Reseña: Stanley Kubrick en MARCO

17.03.2015

Abel Cervantes

A la pregunta “¿qué tipo de cineastas tienen cabida en un museo o qué tipo de artistas pueden exhibir su trabajo en una sala cinematográfica?” podríamos intentar varias respuestas. Aquellos que, interesados en las cualidades artísticas de las imágenes en movimiento, conciben su obra como una que se desplaza entre el arte y el cine sin distinguir fronteras (Harun Farocki, Chris Marker, Apichatpong Weerasethakuk, Agnès Varda, Debora Stratman, James Benning…). Aquellos artistas cuyos propósitos son relevantes para el cine (Andy Warhol, Martha Rosler). O aquellos que a pesar de no tener ningún propósito museístico, han imaginado una obra audiovisual y narrativa que por sus alcances estéticos ha trascendido su disciplina (Jean-Luc Godard, Stanley Kubrick).

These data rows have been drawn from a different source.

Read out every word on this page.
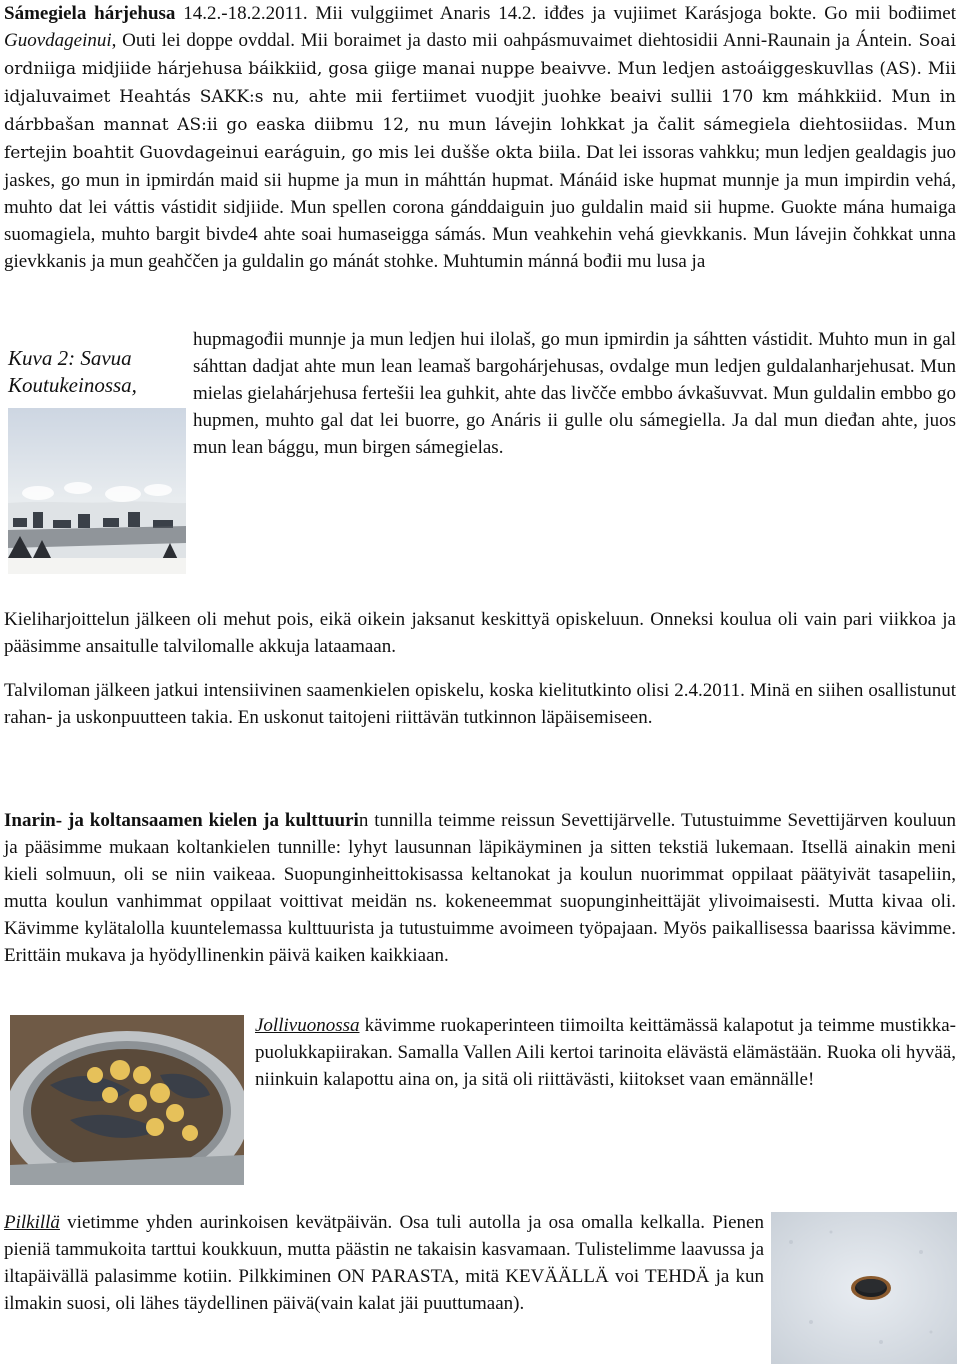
Sámegiela hárjehusa 14.2.-18.2.2011. Mii vulggiimet Anaris 14.2. iđđes ja vujiimet Karásjoga bokte. Go mii bođiimet Guovdageinui, Outi lei doppe ovddal. Mii boraimet ja dasto mii oahpásmuvaimet diehtosidii Anni-Raunain ja Ántein. Soai ordniiga midjiide hárjehusa báikkiid, gosa giige manai nuppe beaivve. Mun ledjen astoáiggeskuvllas (AS). Mii idjaluvaimet Heahtás SAKK:s nu, ahte mii fertiimet vuodjit juohke beaivi sullii 170 km máhkkiid. Mun in dárbbašan mannat AS:ii go easka diibmu 12, nu mun lávejin lohkkat ja čalit sámegiela diehtosiidas. Mun fertejin boahtit Guovdageinui earáguin, go mis lei dušše okta biila. Dat lei issoras vahkku; mun ledjen gealdagis juo jaskes, go mun in ipmirdán maid sii hupme ja mun in máhttán hupmat. Mánáid iske hupmat munnje ja mun impirdin vehá, muhto dat lei váttis vástidit sidjiide. Mun spellen corona gánddaiguin juo guldalin maid sii hupme. Guokte mána humaiga suomagiela, muhto bargit bivde4 ahte soai humaseigga sámás. Mun veahkehin vehá gievkkanis. Mun lávejin čohkkat unna gievkkanis ja mun geahččen ja guldalin go mánát stohke. Muhtumin mánná bođii mu lusa ja

Kuva 2: Savua Koutukeinossa,

hupmagođii munnje ja mun ledjen hui ilolaš, go mun ipmirdin ja sáhtten vástidit. Muhto mun in gal sáhttan dadjat ahte mun lean leamaš bargohárjehusas, ovdalge mun ledjen guldalanharjehusat. Mun mielas gielahárjehusa fertešii lea guhkit, ahte das livčče embbo ávkašuvvat. Mun guldalin embbo go hupmen, muhto gal dat lei buorre, go Anáris ii gulle olu sámegiella. Ja dal mun dieđan ahte, juos mun lean bággu, mun birgen sámegielas.

Kieliharjoittelun jälkeen oli mehut pois, eikä oikein jaksanut keskittyä opiskeluun. Onneksi koulua oli vain pari viikkoa ja pääsimme ansaitulle talvilomalle akkuja lataamaan.

Talviloman jälkeen jatkui intensiivinen saamenkielen opiskelu, koska kielitutkinto olisi 2.4.2011. Minä en siihen osallistunut rahan- ja uskonpuutteen takia. En uskonut taitojeni riittävän tutkinnon läpäisemiseen.

Inarin- ja koltansaamen kielen ja kulttuurin tunnilla teimme reissun Sevettijärvelle. Tutustuimme Sevettijärven kouluun ja pääsimme mukaan koltankielen tunnille: lyhyt lausunnan läpikäyminen ja sitten tekstiä lukemaan. Itsellä ainakin meni kieli solmuun, oli se niin vaikeaa. Suopunginheittokisassa keltanokat ja koulun nuorimmat oppilaat päätyivät tasapeliin, mutta koulun vanhimmat oppilaat voittivat meidän ns. kokeneemmat suopunginheittäjät ylivoimaisesti. Mutta kivaa oli. Kävimme kylätalolla kuuntelemassa kulttuurista ja tutustuimme avoimeen työpajaan. Myös paikallisessa baarissa kävimme. Erittäin mukava ja hyödyllinenkin päivä kaiken kaikkiaan.

Jollivuonossa kävimme ruokaperinteen tiimoilta keittämässä kalapotut ja teimme mustikka-puolukkapiirakan. Samalla Vallen Aili kertoi tarinoita elävästä elämästään. Ruoka oli hyvää, niinkuin kalapottu aina on, ja sitä oli riittävästi, kiitokset vaan emännälle!

Pilkillä vietimme yhden aurinkoisen kevätpäivän. Osa tuli autolla ja osa omalla kelkalla. Pienen pieniä tammukoita tarttui koukkuun, mutta päästin ne takaisin kasvamaan. Tulistelimme laavussa ja iltapäivällä palasimme kotiin. Pilkkiminen ON PARASTA, mitä KEVÄÄLLÄ voi TEHDÄ ja kun ilmakin suosi, oli lähes täydellinen päivä(vain kalat jäi puuttumaan).
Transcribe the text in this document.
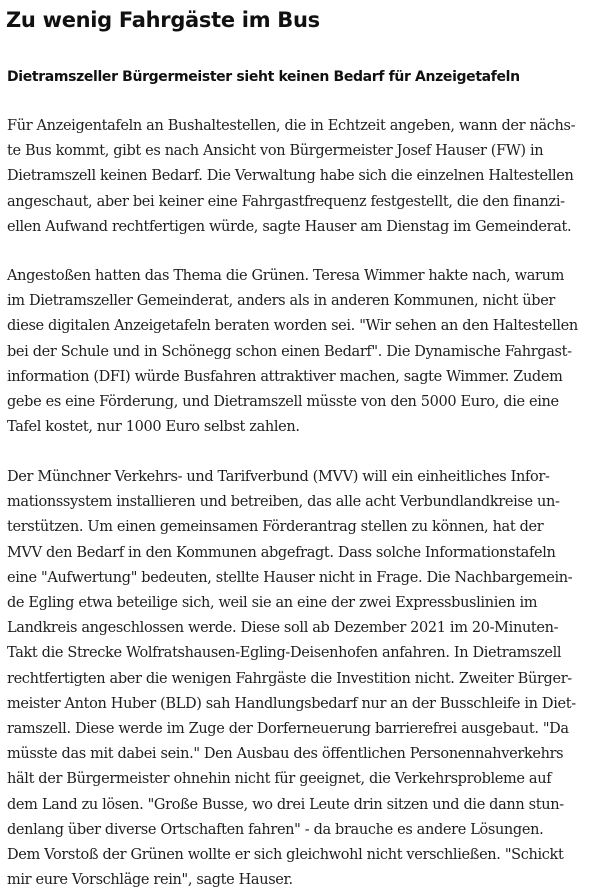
Zu wenig Fahrgäste im Bus
Dietramszeller Bürgermeister sieht keinen Bedarf für Anzeigetafeln
Für Anzeigentafeln an Bushaltestellen, die in Echtzeit angeben, wann der nächs-
te Bus kommt, gibt es nach Ansicht von Bürgermeister Josef Hauser (FW) in
Dietramszell keinen Bedarf. Die Verwaltung habe sich die einzelnen Haltestellen
angeschaut, aber bei keiner eine Fahrgastfrequenz festgestellt, die den finanzi-
ellen Aufwand rechtfertigen würde, sagte Hauser am Dienstag im Gemeinderat.
Angestoßen hatten das Thema die Grünen. Teresa Wimmer hakte nach, warum
im Dietramszeller Gemeinderat, anders als in anderen Kommunen, nicht über
diese digitalen Anzeigetafeln beraten worden sei. "Wir sehen an den Haltestellen
bei der Schule und in Schönegg schon einen Bedarf". Die Dynamische Fahrgast-
information (DFI) würde Busfahren attraktiver machen, sagte Wimmer. Zudem
gebe es eine Förderung, und Dietramszell müsste von den 5000 Euro, die eine
Tafel kostet, nur 1000 Euro selbst zahlen.
Der Münchner Verkehrs- und Tarifverbund (MVV) will ein einheitliches Infor-
mationssystem installieren und betreiben, das alle acht Verbundlandkreise un-
terstützen. Um einen gemeinsamen Förderantrag stellen zu können, hat der
MVV den Bedarf in den Kommunen abgefragt. Dass solche Informationstafeln
eine "Aufwertung" bedeuten, stellte Hauser nicht in Frage. Die Nachbargemein-
de Egling etwa beteilige sich, weil sie an eine der zwei Expressbuslinien im
Landkreis angeschlossen werde. Diese soll ab Dezember 2021 im 20-Minuten-
Takt die Strecke Wolfratshausen-Egling-Deisenhofen anfahren. In Dietramszell
rechtfertigten aber die wenigen Fahrgäste die Investition nicht. Zweiter Bürger-
meister Anton Huber (BLD) sah Handlungsbedarf nur an der Busschleife in Diet-
ramszell. Diese werde im Zuge der Dorferneuerung barrierefrei ausgebaut. "Da
müsste das mit dabei sein." Den Ausbau des öffentlichen Personennahverkehrs
hält der Bürgermeister ohnehin nicht für geeignet, die Verkehrsprobleme auf
dem Land zu lösen. "Große Busse, wo drei Leute drin sitzen und die dann stun-
denlang über diverse Ortschaften fahren" - da brauche es andere Lösungen.
Dem Vorstoß der Grünen wollte er sich gleichwohl nicht verschließen. "Schickt
mir eure Vorschläge rein", sagte Hauser.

Organizada por el Deutsches Filmmuseum Frankfurt am Main, Christiane Kubrick y Jan Harlan, Stanley Kubrick es el testimonio de la relevancia, pero también de la muerte, del trabajo del director neoyorquino. En “Sobre lo nuevo” Boris Groys menciona que “[a]quello que se exhibe en el museo es considerado automáticamente como perteneciente al pasado, como muerto”. Y más adelante: las culturas tratan de mantener su identidad reproduciendo su pasado. “Lo hacen porque sienten la amenaza del olvido, una pérdida total de su memoria histórica”.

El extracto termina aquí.